Awesome! Let me take a look.
How did you figure out the necessary decoding for this? Did you take all of the following into account? Looks like your solution is hardcoded sort of..
11: offset= 5708 generation=0 types.Array
[DeviceN [Cyan Magenta Yellow Black coral light teal] DeviceCMYK (24 0 R) (25 0 R)]
15: offset= 3535694 generation=0 types.Array
[Separation coral DeviceRGB
<<
<C0, [1.00 1.00 1.00]>
<C1, [1.00 0.56 0.57]>
<Domain, [0 1]>
<FunctionType, 2>
<N, 1.00>
<Range, [0.00 1.00 0.00 1.00 0.00 1.00]>
>>
]
19: offset= 3535850 generation=0 types.Array
[Separation light teal DeviceRGB
<<
<C0, [1.00 1.00 1.00]>
<C1, [0.00 0.62 0.65]>
<Domain, [0 1]>
<FunctionType, 2>
<N, 1.00>
<Range, [0.00 1.00 0.00 1.00 0.00 1.00]>
>>
]
24: offset= 3537685 generation=0 types.StreamDict
<<
<Domain, [0.00 1.00 0.00 1.00 0.00 1.00 0.00 1.00 0.00 1.00 0.00 1.00]>
<Filter, FlateDecode>
<FunctionType, 4>
<Length, 185>
<Range, [0.00 1.00 0.00 1.00 0.00 1.00 0.00 1.00]>
>>
25: offset= 3538049 generation=0 types.Dict subType=NChannel
<<
<Colorants, (26 0 R)>
<Process, (27 0 R)>
<Subtype, NChannel>
>>
26: offset= 3538119 generation=0 types.Dict
<<
<coral, (15 0 R)>
<light teal, (19 0 R)>
>>
27: offset= 3538173 generation=0 types.Dict
<<
<ColorSpace, DeviceCMYK>
<Components, [Cyan Magenta Yellow Black]>
>>
Your code is working on the assumption, that any DeviceN color space using more than 4 components is a CMYK plus Spot To MultiGray image.
I am unsure if we can commit to this - can we?

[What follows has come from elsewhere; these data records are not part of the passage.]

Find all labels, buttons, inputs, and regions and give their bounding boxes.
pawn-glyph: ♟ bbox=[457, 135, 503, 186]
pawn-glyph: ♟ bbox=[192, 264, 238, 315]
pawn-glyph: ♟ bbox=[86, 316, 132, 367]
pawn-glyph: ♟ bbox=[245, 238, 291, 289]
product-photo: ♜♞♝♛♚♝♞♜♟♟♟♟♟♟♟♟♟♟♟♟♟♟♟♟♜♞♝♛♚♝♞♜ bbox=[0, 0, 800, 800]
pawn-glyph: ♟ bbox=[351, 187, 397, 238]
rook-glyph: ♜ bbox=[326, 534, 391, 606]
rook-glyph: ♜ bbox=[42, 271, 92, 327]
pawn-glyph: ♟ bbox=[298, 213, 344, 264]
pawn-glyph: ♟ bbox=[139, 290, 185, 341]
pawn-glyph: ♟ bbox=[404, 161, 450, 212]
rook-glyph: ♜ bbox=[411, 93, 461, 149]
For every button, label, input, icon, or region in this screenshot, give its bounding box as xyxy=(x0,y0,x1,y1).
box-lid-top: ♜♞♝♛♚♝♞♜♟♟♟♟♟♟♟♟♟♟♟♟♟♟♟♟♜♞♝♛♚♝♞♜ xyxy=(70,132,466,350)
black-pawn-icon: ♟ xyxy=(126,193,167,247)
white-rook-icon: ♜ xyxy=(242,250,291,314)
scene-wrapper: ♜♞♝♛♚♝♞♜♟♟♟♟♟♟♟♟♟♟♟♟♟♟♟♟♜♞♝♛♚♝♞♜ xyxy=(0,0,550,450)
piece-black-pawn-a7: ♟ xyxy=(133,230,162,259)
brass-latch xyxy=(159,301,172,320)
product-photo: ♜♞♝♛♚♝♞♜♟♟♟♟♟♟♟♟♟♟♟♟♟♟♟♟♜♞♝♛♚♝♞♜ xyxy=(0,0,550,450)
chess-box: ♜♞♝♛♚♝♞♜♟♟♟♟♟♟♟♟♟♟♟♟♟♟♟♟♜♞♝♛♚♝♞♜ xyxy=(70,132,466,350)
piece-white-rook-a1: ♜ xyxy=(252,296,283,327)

Agree that this can't be committed as written. To get it to a place where we could merge, I think we'd want:
- a way to detect this CMYK+Spot type of image (rather than assuming that CMYK with >4 channels is automatically it). I'm not sure how to do this. Possibly the
DeviceN
colorspace plus the otherSeparation
info in the PDF (matching the extra color channel names) could be a way to decide? - a way to name/write multiple files per
PDFImage
that makes sense. I have an idea on this, but it's a little messy.
Do ^ those two make sense?
As for the encoding, I knew what the gray images should look like, and I tried <x,y,c> ordering options until the outputs looked right. I don't know that there is a spec for these InDesign generated PDFs.